The Black Alabamians for Educational Opportunity will host a second community meeting at 6 p.m. Monday at the Downtown Civic Center to discuss Gadsden City Schools.

The BAEO is the same organization that hosted a meeting July 6.

BAEO founder Neonta Williams describes the meetings as “A Community Conversation Series: Education and Your Community.” Williams is a Litchfield graduate now working as an education advocate.

At the July meeting, she presented test scores and talked about the achievement gap among black, white and Hispanic students.

Williams said the first meeting brought together a number of people with experience and expertise who can help develop community plans for improving education.

In the second meeting, she hopes to continue the discussion with those concerned community members.

According to an organizational history of the BAEO provided by Williams, the organization was founded after a national education reform advocacy organization — Black Alliance for Education Options — exhausted its financial support for Alabama operations.

“Although BAEO was no longer funded nationally to operate in Alabama, staff and supporters of this necessary organization are still needed,” the history states. “As a result, we have formed (our) rebirth as Black Alabamians For Educational Options.

The national organization counted among successes the passage in 2013 of the Alabama Accountability Act, with two key components:

‒ The Parent Refundable Tax Credit program giving parents with a child zoned to a failing school the opportunity to receive a tax credit to transfer their child to a non-failing public or private school.

‒ The Tax Credits for Contributions to Scholarship Granting Organizations program that allows low-income students who are zoned to failing public schools to receive a scholarship to attend the school of their choice.

The national BAEO also pursued legislation that would offer Alabamians the option of charter schools.
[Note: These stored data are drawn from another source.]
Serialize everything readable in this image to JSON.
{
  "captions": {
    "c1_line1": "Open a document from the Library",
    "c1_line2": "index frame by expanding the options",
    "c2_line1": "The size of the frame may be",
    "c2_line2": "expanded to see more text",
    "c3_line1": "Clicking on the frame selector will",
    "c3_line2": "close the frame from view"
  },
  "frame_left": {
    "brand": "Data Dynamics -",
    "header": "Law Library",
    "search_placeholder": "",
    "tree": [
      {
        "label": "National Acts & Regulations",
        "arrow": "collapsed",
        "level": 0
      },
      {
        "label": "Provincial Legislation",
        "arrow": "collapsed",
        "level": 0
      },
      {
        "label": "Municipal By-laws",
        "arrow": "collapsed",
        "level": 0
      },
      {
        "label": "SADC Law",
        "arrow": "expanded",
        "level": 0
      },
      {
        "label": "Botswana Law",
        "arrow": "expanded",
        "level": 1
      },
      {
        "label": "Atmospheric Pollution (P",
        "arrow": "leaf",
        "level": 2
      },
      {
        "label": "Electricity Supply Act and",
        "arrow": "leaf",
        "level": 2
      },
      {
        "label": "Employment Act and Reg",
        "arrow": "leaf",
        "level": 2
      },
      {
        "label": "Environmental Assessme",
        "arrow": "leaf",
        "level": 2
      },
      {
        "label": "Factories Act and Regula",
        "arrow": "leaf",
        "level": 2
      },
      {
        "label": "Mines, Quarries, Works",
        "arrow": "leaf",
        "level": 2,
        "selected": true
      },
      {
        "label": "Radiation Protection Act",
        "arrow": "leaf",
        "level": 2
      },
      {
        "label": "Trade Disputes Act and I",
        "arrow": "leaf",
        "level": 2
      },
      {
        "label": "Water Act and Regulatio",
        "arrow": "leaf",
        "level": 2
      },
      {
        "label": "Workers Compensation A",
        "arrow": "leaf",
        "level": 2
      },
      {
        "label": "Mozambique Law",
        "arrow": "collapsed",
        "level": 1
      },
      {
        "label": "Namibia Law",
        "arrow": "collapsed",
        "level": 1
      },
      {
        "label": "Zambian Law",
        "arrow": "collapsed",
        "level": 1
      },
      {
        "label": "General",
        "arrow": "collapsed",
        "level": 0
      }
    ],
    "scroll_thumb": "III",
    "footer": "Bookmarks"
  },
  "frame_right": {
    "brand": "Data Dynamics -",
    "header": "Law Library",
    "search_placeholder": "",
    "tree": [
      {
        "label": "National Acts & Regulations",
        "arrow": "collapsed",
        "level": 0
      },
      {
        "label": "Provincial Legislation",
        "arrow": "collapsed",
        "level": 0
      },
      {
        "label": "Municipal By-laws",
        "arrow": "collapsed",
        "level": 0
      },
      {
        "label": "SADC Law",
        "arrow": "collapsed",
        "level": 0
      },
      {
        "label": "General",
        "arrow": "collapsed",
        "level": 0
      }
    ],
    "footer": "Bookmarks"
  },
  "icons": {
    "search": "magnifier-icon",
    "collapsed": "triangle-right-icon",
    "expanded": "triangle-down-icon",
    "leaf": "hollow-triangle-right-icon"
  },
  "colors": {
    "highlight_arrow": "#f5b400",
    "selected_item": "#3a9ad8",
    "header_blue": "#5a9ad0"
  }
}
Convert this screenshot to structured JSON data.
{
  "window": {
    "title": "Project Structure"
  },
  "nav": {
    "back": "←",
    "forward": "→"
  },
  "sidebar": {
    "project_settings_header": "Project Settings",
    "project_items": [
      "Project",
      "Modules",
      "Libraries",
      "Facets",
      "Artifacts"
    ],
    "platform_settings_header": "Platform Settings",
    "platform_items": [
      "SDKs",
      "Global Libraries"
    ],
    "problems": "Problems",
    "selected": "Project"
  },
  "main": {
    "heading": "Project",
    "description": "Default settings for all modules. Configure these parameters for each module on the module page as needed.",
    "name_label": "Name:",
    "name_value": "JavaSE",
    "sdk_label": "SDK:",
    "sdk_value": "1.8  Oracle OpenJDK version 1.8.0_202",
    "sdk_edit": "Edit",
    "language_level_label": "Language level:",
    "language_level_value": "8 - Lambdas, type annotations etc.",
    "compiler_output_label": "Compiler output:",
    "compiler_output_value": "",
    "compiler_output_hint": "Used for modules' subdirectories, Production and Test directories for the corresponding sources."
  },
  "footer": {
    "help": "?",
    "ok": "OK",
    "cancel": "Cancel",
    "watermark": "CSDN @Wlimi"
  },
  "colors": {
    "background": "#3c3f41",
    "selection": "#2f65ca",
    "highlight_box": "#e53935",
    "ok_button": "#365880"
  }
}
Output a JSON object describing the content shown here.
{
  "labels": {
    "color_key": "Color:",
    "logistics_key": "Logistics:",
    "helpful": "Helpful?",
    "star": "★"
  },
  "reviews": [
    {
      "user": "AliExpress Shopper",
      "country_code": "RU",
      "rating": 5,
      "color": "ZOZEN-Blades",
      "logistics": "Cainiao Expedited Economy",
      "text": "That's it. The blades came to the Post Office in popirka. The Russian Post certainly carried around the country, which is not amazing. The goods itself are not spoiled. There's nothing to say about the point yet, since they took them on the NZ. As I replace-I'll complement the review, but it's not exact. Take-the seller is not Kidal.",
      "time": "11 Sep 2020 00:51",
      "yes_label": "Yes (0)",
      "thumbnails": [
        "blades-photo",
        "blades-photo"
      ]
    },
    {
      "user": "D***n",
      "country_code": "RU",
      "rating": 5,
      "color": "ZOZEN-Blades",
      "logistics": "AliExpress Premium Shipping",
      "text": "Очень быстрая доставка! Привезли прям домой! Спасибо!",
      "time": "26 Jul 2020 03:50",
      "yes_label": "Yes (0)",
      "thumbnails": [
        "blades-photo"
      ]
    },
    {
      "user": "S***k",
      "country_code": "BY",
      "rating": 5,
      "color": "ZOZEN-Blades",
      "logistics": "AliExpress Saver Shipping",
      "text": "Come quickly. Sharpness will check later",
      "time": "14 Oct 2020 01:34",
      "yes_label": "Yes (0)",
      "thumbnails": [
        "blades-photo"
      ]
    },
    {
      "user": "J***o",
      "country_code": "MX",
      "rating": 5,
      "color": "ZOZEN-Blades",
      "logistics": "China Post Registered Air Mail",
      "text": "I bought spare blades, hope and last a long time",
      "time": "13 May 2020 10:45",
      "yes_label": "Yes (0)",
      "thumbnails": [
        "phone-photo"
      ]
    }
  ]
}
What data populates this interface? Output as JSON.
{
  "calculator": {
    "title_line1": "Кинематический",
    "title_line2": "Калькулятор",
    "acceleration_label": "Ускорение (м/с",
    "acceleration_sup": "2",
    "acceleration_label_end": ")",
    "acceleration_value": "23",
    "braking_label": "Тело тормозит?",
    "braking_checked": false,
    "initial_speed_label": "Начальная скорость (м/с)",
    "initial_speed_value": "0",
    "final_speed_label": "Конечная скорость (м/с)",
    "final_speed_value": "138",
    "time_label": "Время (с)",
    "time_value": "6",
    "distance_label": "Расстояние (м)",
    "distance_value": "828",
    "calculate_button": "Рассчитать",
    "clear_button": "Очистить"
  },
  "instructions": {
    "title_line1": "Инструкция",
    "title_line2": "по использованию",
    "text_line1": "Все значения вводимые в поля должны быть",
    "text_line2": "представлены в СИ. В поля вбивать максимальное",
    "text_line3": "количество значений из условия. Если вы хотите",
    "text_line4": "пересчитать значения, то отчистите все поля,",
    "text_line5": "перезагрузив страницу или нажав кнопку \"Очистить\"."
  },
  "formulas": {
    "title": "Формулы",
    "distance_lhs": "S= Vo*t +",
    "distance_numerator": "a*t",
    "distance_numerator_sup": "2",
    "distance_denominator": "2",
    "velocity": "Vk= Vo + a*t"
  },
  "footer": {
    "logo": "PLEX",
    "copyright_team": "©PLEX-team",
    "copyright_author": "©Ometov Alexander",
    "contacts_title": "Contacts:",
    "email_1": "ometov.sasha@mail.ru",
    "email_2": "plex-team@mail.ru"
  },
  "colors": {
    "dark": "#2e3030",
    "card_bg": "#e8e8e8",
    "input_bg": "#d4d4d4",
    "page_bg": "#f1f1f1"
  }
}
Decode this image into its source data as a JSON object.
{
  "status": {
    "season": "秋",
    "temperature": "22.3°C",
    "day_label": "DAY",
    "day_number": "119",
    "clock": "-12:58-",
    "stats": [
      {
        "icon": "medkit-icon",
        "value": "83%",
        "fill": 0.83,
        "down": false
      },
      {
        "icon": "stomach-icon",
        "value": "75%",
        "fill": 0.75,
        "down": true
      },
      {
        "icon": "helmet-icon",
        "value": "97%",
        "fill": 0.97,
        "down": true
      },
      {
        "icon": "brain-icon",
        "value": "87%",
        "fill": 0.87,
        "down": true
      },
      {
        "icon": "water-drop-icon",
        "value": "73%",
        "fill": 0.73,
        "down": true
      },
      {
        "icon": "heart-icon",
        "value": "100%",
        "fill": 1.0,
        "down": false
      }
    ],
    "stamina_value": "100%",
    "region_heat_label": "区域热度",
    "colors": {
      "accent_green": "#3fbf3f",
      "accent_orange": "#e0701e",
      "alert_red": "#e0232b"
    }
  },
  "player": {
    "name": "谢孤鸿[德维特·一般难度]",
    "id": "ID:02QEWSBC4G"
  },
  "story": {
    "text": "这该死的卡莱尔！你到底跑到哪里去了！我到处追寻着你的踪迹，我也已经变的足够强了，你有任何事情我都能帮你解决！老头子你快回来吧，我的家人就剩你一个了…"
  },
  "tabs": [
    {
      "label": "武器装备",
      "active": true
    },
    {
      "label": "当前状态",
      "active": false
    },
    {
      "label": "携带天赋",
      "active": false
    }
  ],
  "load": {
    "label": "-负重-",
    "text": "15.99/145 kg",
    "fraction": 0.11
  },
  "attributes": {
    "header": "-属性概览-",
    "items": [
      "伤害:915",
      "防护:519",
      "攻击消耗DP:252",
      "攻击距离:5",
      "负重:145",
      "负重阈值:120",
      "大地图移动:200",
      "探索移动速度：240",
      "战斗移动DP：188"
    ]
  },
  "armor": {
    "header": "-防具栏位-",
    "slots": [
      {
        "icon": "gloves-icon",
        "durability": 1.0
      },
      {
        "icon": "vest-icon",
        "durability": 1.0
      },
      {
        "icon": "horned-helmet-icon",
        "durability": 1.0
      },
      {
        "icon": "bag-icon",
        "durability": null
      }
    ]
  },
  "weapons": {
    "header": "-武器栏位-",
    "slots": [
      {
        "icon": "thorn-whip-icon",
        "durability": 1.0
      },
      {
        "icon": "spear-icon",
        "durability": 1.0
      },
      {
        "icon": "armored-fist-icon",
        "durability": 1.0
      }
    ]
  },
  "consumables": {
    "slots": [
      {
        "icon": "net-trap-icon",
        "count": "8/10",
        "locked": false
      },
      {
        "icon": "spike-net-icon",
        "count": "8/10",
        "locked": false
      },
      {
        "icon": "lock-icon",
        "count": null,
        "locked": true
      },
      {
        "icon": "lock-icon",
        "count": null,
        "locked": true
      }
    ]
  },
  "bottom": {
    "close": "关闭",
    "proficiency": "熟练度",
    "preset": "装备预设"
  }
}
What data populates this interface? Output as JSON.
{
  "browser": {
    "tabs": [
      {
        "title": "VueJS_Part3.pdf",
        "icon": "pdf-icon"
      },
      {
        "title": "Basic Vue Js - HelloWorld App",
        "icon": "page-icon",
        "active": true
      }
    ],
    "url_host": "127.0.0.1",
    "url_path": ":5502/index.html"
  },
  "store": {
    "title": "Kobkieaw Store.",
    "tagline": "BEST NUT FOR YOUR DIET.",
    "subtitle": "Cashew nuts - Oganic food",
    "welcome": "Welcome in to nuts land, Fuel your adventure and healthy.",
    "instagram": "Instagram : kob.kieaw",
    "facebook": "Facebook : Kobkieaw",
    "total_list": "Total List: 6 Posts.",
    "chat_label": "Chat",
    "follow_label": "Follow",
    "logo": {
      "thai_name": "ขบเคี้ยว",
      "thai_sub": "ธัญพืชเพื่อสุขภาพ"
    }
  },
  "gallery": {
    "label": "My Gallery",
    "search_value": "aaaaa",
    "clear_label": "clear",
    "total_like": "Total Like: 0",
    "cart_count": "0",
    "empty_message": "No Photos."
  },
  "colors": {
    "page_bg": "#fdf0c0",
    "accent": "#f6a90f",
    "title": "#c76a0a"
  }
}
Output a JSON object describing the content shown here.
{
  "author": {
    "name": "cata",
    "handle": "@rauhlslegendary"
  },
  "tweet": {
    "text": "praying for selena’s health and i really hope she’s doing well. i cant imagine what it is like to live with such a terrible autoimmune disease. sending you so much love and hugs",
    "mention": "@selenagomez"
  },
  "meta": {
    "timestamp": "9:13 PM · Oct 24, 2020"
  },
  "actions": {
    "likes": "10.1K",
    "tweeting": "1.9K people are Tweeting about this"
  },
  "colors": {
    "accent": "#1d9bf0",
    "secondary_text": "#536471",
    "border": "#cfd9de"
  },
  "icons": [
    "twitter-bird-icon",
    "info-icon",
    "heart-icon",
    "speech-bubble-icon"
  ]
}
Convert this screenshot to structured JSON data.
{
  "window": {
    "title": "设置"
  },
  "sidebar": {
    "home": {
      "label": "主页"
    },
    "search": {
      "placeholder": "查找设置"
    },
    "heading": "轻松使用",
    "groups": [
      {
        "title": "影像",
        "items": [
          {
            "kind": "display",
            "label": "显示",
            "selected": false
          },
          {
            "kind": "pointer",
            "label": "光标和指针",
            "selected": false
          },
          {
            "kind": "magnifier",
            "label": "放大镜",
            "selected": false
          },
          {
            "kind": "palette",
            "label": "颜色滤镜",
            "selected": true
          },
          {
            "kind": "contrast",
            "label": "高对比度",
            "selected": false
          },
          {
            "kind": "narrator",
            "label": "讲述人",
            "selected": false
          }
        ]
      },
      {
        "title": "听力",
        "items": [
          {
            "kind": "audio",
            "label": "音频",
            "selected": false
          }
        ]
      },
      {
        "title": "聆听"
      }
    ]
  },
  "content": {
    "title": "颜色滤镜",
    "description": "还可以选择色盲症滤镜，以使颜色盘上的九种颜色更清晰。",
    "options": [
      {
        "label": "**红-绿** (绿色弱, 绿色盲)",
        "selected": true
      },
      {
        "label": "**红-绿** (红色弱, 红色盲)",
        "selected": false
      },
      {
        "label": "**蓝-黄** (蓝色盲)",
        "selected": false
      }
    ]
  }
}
In 2015, the Alabama School Choice and Opportunity Act became law. According to the history provided by Williams, the law “will allow educational alternatives for Black families.”

After four years of grassroots work, the national organization’s funding in Alabama ended, leading to the state BAEO.

“One of the BAEO’s fundamental core values is that we are UNAPOLOGETIC,” Williams’ history states. “We are unapologetic in our belief that the changes we seek require engagement and/or leadership by the Black community on behalf of the Black community.”

When national advocacy financial support ended in Alabama, the history states, there was no organization — particularly no Black-led organization, with grassroots efforts in Alabama.

“With this huge absence of presence, former Black Alliance for Educational Options staff members and parents have opted to form Black Alabamians for Educational Options with the sole intent to continue to fully advocate on behalf of Black communities, which are often impacted by reform,” the history continues.

“While our engagement is intentional with Black low-income working class families, we are inclusive of all families. We will ensure that the broader education reform options that are now lawful and optional in Alabama are given great attention to.

“We intend to do so by engaging Black families, communities, faith/clergy leaders, business owners, educators and others that are most affected and interested in the education of our K-12 students being college and/or career ready upon graduation from high school,” the history continues.